Zheng derin bir nefes aldı. Yüzüğünde Ölüler Kitabını çıkardıktan sonra kenardaki bataklığın üzerinde tuttu.”Eğer onlara dokunursan, bu kitabı bataklığa atarım ve sonsuza kadar sevgilini canlandıramazsın. Denemek ister misin?”

 

İmhotep ona vahşice baktı.”Tamam! Onların yaşamalarına izin vereceğim.” Daha sonra bağırarak Sfenkslere emretti. ”Gidin ve Amun-Ra Kitabını almaya çalışanları öldürün.”

 

Sfenklerin geldiği koridora girip O’Connell’ların bulunduğu yere gittiğini gören Zheng endişendi. İmhotep ve Shiva’ya doğru hemen saldırıya geçti fakat Lan ve Evelyn’in yanı başındaki mumyaların kılıçlarını hareket ettirdiğini görür görmez hareket etmeyi kesti.

 

İmhotep dedi. “Sana düşünmen için zaman veriyorum. Birkaç dakika sonra, onların cesetleri bu odaya gelmiş olacak.  Anlayacağın çok da zamanın yok. Bu yüzden onlar ölmeden önce bana istediğim cevabı vermeni öneririm.”

 

Shiva olan biteni sessizce gözlemliyordu. Sonra aniden yüksek sesle gülmeye başladı. Torbayı aldı ve Zheng’e doğru yürüdü. Zheng, Shiva’nın muhtemel ani saldırılarına karşı kitabı hemen yüzüğüne geri koydu.

 

Shiva torbayı açtı ve kanlar içindeki Zhuiyu’yu gözler önüne serdi.
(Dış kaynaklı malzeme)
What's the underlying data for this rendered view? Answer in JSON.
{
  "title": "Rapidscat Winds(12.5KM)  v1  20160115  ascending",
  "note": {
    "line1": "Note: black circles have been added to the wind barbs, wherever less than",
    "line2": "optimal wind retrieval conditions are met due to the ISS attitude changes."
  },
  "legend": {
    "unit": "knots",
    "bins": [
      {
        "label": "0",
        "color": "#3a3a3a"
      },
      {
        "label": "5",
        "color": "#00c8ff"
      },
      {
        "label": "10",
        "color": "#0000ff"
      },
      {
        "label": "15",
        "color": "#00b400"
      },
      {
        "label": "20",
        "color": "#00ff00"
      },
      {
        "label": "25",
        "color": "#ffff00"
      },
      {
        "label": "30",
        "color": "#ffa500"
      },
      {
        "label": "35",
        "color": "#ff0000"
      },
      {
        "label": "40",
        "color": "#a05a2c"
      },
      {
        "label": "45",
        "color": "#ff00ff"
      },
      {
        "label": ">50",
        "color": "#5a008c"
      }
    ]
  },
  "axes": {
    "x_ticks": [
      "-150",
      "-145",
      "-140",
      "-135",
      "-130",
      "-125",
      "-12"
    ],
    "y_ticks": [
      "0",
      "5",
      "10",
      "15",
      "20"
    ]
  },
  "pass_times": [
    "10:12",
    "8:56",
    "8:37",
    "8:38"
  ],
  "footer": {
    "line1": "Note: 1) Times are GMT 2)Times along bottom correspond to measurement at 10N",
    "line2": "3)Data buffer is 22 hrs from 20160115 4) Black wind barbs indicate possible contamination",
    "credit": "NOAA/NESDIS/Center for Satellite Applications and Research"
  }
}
Yavaşça onu çıkardığında Zheng’in gözlerinde öfke belirtileri oluşmaya başladı. Ona doğru atlayıp saldırmamak için kendini zor tuttu.

 

Zhuiyu’nun uzuvları parçalanmıştı. Dahası da vardı, boynunun altı kısmındaki tüm teni soyulmuş, kasları, kan damarları ve tendonları gözler önündeydi. Bu acımasızlık, zulüm kelimelerle anlatılamayacak düzeydeydi.

 

Shiva torbadan çıkardığında Zhuiyu uyandı. Zheng’i gördüğünde çırpındı ve bağırmak istedi ama çıkan sadece cılız tiz bir sesti. Gözlerinden yaşlar akmaya başladı ve bu yaşlar yanaklarındaki kan ile birleştiğinde, kan gözyaşları akıtıyormuş gibi görünüyordu.

 

Zheng sessizce onun dudaklarına baktı, sanki ‘öldür beni’ demek istiyor gibiydi. O kadar acı çekiyordu ki dayanamayıp acısını kesmek için arada sırada başına vuruyordu.

 

“Seni geberteceğim o*rospu çocuğu. Hayatımda senden nefret ettiğim kadar kimseden nefret etmedim. Seni asla affetmeyeceğim. Asla!” Zheng dişlerini sıktı, o kadar sert sıkmıştı ki dişleri kırılmak üzereydi. Dudaklarının kenarından kan akıyordu.

 

Shiva iğrenç bir şekilde güldü. “Senin affına ihtiyacım olduğunu mu sanıyorsun. Sizi öldürdüğüm sürece sıkıntı yok.  O zaman çok fazla puanım olacak ve kendime daha güçlü bir takım oluşturacağım. Hahaha. Hepiniz bu sırada cehennemde olacaksınız. ” Cümlesini bitirdikten sonra Zhuiyu’yu havaya attı ve yılan süzülerek Zheng’in önünde onu parçalara ayırarak yedi.

 

Yılan onu yediği gibi, Zheng göğsünün üzerinde bir vuruş hissetti. İki yılan başı ona doğru geliyordu.

 

“Zheng!”

 

Yinkong aniden bağırdı. Herkes Zheng’e odaklanmışken, o kimseye hissettirmeden Lan ve Evelyn’in başındaki iki mumyaya doğru bıçak atarak onların elindeki kılıçların düşmesini sağladı. Ardından bir alevli hançeri İmhotep’e doğru fırlattı ve onu duvara adeta çiviledi. Alevler İmhotep’in göğsünde yayılmaya başladı.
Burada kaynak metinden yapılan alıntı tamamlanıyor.